A 'Financial Analyst Crew' is a specific example of a Crew AI team presented in the video. It is designed to perform financial analysis tasks such as researching a company's stock information and providing a thorough financial analysis. The crew is structured with agents like 'company researcher' and 'company analyst', each with a defined role and goal.

💡Grok

Grok is an AI model used in the video to power the AI agents within the Crew AI framework. It is mentioned as a preferred model over GPT-4 due to its performance. The script also discusses using Grok through Lang Chain, which allows for the integration of different AI models into the Crew AI team.

💡Lang Chain

Lang Chain is a tool mentioned in the video for integrating AI models like Grok into the Crew AI framework. It is used to set up the AI agents with the appropriate model, allowing for flexibility in choosing different models for different tasks or agents within the team.

💡MiXOL

MiXOL, which stands for 'Mixture of Experts,' is an AI model discussed in the video as a potential open-source model to power the Crew AI team. The presenter demonstrates how to expose an API endpoint for MiXOL and plug it into the Crew AI framework, showcasing the adaptability of the system to various AI models.

💡API Endpoint

An API endpoint is a specific location in a networked system accessible over the internet, used to request or send data. In the video, the presenter shows how to expose an API endpoint for the MiXOL model and integrate it with the Crew AI team, allowing for the use of powerful AI models powered by Lightning AI's GPUs.

💡Poetry

Poetry is a dependency manager for Python development mentioned in the video. It is used to manage project dependencies and ensure that all required packages are installed correctly. The script demonstrates using Poetry to set up the environment for the Crew AI team, highlighting its utility in Python project management.

Highlights

Introduction to the optimal way to set up a Crew AI team using Lightning AI, a cloud-based code editor.
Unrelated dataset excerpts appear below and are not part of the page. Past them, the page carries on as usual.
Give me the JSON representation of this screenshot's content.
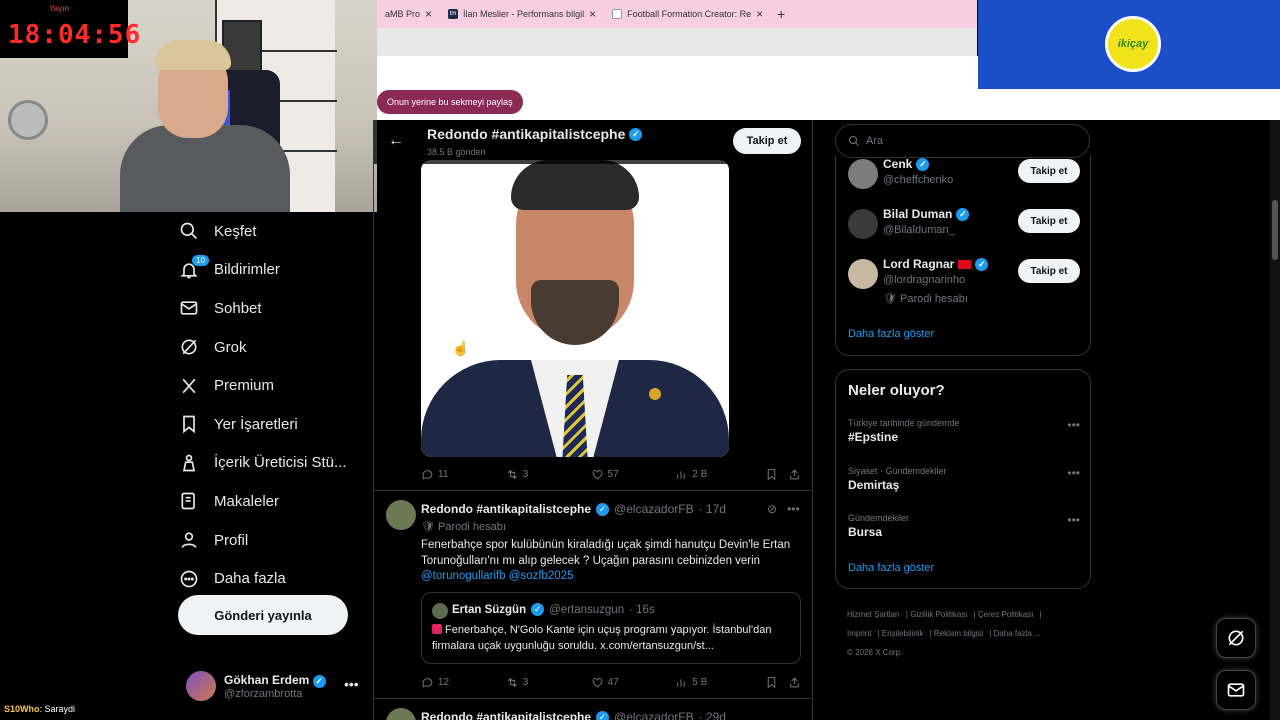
{
  "browser": {
    "tabs": [
      {
        "label": "aMB Pro",
        "favicon": ""
      },
      {
        "label": "İlan Meslier - Performans bilgil",
        "favicon": "tm"
      },
      {
        "label": "Football Formation Creator: Re",
        "favicon": ""
      }
    ],
    "share_pill": "Onun yerine bu sekmeyi paylaş"
  },
  "sponsor": {
    "logo_text": "ikiçay"
  },
  "stream": {
    "clock_label": "Yayın",
    "clock_time": "18:04:56",
    "ticker_user": "S10Who",
    "ticker_text": ": Saraydi"
  },
  "nav": {
    "items": [
      {
        "label": "Keşfet",
        "icon": "search-icon"
      },
      {
        "label": "Bildirimler",
        "icon": "bell-icon",
        "badge": "10"
      },
      {
        "label": "Sohbet",
        "icon": "mail-icon"
      },
      {
        "label": "Grok",
        "icon": "grok-icon"
      },
      {
        "label": "Premium",
        "icon": "x-logo-icon"
      },
      {
        "label": "Yer İşaretleri",
        "icon": "bookmark-icon"
      },
      {
        "label": "İçerik Üreticisi Stü...",
        "icon": "creator-icon"
      },
      {
        "label": "Makaleler",
        "icon": "article-icon"
      },
      {
        "label": "Profil",
        "icon": "person-icon"
      },
      {
        "label": "Daha fazla",
        "icon": "more-circle-icon"
      }
    ],
    "post_button": "Gönderi yayınla",
    "account": {
      "name": "Gökhan Erdem",
      "handle": "@zforzambrotta"
    }
  },
  "profile_header": {
    "name": "Redondo #antikapitalistcephe",
    "sub": "38.5 B gönderi",
    "follow": "Takip et"
  },
  "tweets": [
    {
      "stats": {
        "replies": "11",
        "reposts": "3",
        "likes": "57",
        "views": "2 B"
      }
    },
    {
      "name": "Redondo #antikapitalistcephe",
      "handle": "@elcazadorFB",
      "time": "· 17d",
      "parody": "Parodi hesabı",
      "text": "Fenerbahçe spor kulübünün kiraladığı uçak şimdi hanutçu Devin'le Ertan Torunoğulları'nı mı alıp gelecek ? Uçağın parasını cebinizden verin",
      "mentions": "@torunogullarifb @sozfb2025",
      "quote": {
        "name": "Ertan Süzgün",
        "handle": "@ertansuzgun",
        "time": "· 16s",
        "text": "Fenerbahçe, N'Golo Kante için uçuş programı yapıyor. İstanbul'dan firmalara uçak uygunluğu soruldu. x.com/ertansuzgun/st..."
      },
      "stats": {
        "replies": "12",
        "reposts": "3",
        "likes": "47",
        "views": "5 B"
      }
    },
    {
      "name": "Redondo #antikapitalistcephe",
      "handle": "@elcazadorFB",
      "time": "· 29d"
    }
  ],
  "right": {
    "search_placeholder": "Ara",
    "who_to_follow": [
      {
        "name": "Cenk",
        "handle": "@cheffchenko",
        "button": "Takip et"
      },
      {
        "name": "Bilal Duman",
        "handle": "@Bilalduman_",
        "button": "Takip et"
      },
      {
        "name": "Lord Ragnar",
        "handle": "@lordragnarinho",
        "extra": "Parodi hesabı",
        "button": "Takip et"
      }
    ],
    "show_more": "Daha fazla göster",
    "trends_title": "Neler oluyor?",
    "trends": [
      {
        "context": "Türkiye tarihinde gündemde",
        "name": "#Epstine"
      },
      {
        "context": "Siyaset · Gündemdekiler",
        "name": "Demirtaş"
      },
      {
        "context": "Gündemdekiler",
        "name": "Bursa"
      }
    ],
    "trends_more": "Daha fazla göster",
    "footer": {
      "links": [
        "Hizmet Şartları",
        "Gizlilik Politikası",
        "Çerez Politikası",
        "Imprint",
        "Erişilebilirlik",
        "Reklam bilgisi",
        "Daha fazla ..."
      ],
      "copyright": "© 2026 X Corp."
    }
  },
  "colors": {
    "accent": "#1d9bf0",
    "background": "#000000",
    "border": "#2f3336",
    "muted": "#71767b",
    "tab_strip": "#f7cfe0",
    "sponsor": "#1a4fc8"
  }
}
Lightning AI enables collaboration on code in the cloud and powering open-source models.

Building a Crew AI team using modular structure with separate areas for tools and YAML for defining agents and tasks.

Creating a new studio in Lightning and setting up a fresh environment for Python without environment management issues.

Explanation of the main.py file and its role in the overall structure of the Crew AI codebase.

Creating a source folder and a financial analyst crew within it for structuring the project.

Details on creating a config folder and defining tasks and agents in YAML files.

Description of the 'research company task' for analyzing a company's stock information.

Creation of a 'company analysis task' including financial metrics for thorough financial analysis.

Agent definitions with roles, goals, and backstories for the 'company researcher' and 'company analyst'.

Setting up the main file 'crew.py' to import libraries and integrate agents and tasks.

Using Lang chain and Gradio to power the AI with different models like Mixol or Mistol.

Automatic saving feature of Lightning AI that eliminates the need to manually save files.

Running the project using Poetry to manage dependencies and execute the financial analyst crew.

Troubleshooting a module not found issue by reinstalling necessary packages.

Demonstration of the crew's functionality with Tesla's stock information and financial analysis.

Switching to an open-source model powered by Lightning AI to showcase flexibility in model usage.

Using the studio templates page in Lightning to set up a preconfigured environment for running models like Mixol.

Exposing an API endpoint with Olama and integrating it with the Crew AI project.

Final confirmation of the successful integration of the open-source model with the Crew AI framework.